俺は急いで立ち上がり、レンを睨み付けた。
「何するんだよ?」
「いえ、せっかくですから上がって行きませんか?」
「いや、忙しいから……」
「少しぐらいなら大丈夫でしょう。それとも、怯えているんですか?」
笑顔で告げるレンに対し、俺はむっとして了解してしまった。
「怯えてない。上がればいいんだろ上がれば!」
「はい」
結局、上がることになった俺はレンを警戒しつつリビングのふわふわしたソファに腰掛けて、用意されたお茶をすすった。

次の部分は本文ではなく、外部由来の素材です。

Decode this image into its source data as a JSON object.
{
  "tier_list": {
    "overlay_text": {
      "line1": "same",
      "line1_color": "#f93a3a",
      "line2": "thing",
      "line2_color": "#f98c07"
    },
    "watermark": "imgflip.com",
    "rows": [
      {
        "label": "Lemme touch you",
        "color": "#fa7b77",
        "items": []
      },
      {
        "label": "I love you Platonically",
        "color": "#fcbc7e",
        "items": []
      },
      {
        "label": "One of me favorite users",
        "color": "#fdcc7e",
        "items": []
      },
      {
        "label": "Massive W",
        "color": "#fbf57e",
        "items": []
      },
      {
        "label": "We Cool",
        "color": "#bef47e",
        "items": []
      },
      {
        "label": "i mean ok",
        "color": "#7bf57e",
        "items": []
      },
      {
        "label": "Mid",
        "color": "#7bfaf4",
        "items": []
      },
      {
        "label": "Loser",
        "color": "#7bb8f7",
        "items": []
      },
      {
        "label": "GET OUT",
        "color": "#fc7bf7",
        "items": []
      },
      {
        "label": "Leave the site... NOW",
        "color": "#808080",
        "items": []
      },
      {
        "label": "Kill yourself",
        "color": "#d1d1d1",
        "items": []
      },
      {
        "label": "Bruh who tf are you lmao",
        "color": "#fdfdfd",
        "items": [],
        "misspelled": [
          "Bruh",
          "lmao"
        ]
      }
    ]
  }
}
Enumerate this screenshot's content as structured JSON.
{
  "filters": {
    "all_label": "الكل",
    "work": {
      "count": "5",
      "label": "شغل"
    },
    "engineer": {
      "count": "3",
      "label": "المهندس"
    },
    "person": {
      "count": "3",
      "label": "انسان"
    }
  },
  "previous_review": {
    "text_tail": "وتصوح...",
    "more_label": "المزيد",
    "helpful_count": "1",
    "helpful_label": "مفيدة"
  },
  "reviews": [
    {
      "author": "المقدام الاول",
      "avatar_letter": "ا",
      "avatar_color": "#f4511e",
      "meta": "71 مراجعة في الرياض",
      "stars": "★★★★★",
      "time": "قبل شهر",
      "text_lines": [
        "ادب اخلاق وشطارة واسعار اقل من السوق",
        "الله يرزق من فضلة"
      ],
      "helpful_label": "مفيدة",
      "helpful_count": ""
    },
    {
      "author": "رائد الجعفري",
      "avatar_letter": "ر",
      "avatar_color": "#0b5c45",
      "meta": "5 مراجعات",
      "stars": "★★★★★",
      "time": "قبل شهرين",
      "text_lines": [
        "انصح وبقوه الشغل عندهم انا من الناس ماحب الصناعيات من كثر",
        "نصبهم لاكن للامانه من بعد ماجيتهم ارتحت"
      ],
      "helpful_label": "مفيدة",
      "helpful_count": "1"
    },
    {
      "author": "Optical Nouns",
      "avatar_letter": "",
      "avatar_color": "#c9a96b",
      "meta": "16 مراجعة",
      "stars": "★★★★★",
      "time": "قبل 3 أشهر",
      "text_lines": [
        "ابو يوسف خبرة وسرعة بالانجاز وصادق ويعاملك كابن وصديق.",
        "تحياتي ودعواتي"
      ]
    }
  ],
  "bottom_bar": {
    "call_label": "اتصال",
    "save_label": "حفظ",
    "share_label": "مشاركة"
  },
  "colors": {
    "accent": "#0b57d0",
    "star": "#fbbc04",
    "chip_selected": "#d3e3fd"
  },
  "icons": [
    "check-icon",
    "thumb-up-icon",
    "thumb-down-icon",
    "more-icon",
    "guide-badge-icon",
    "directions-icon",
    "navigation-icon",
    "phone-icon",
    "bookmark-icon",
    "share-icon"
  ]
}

レンは向かい側のソファに腰掛け、こっちを見てにこりと微笑んでいる。
正直、その作り笑いじみた表情が気に食わなかった。
しばらく会話もなく向かい合うだけで、外から吹く緩やかな風の音が耳に入るだけだった。
今思えば、コイツと話すことはないんだな。
共通の話題は一向に見当たらなくて、俺は内心困り果てていた。
何を話せばいいのか……。
そう思っていると、ふと一つの疑問が頭に浮かんだ。
「なあ、お前は……死者なのか? それとも……小人と一体化してるぐらいだから、元々ここの住民なのか?」
一瞬だが、レンが目を伏せた。
しかし、すぐに笑顔を作り感情を読み取ることのできない声音で答える。
「私は死者ですよ」
「そうなのか? じゃあ、レンレンは?」
「実は……小人も生きたり死んだりするんですよ」
「え?」
俺は思わず目を丸くして首を捻った。
特に俺の様子を気にした風もなくレンは淡々と語る。
「私は、生前……死ぬ一週間ぐらい前でしょうか……レンレンの会いましてね」
「そうなのか?」
「同じ時間、同じ場所で息を引き取った魂は天国へ来ると一体化してしまい、片方ずつしか表に出られないという現象が起こってしまうんですよ」
「な、なるほど……」
「まあ、これはごく稀なんですが、運悪くこうなってしまったということです」
さっきまで作り笑いをしていたレンが苦笑いをする。
レンとレンレンは一緒に死んだのか……。
でも、何で死んだんだ?
「なあ、何で死んだんだ?」
「ここからは、プライバシーなので代償をもらいますが」
「い、いや……それなら、いい……もう帰るよ」
俺は、お茶を一気に飲み干すと早々にレンの家を出た。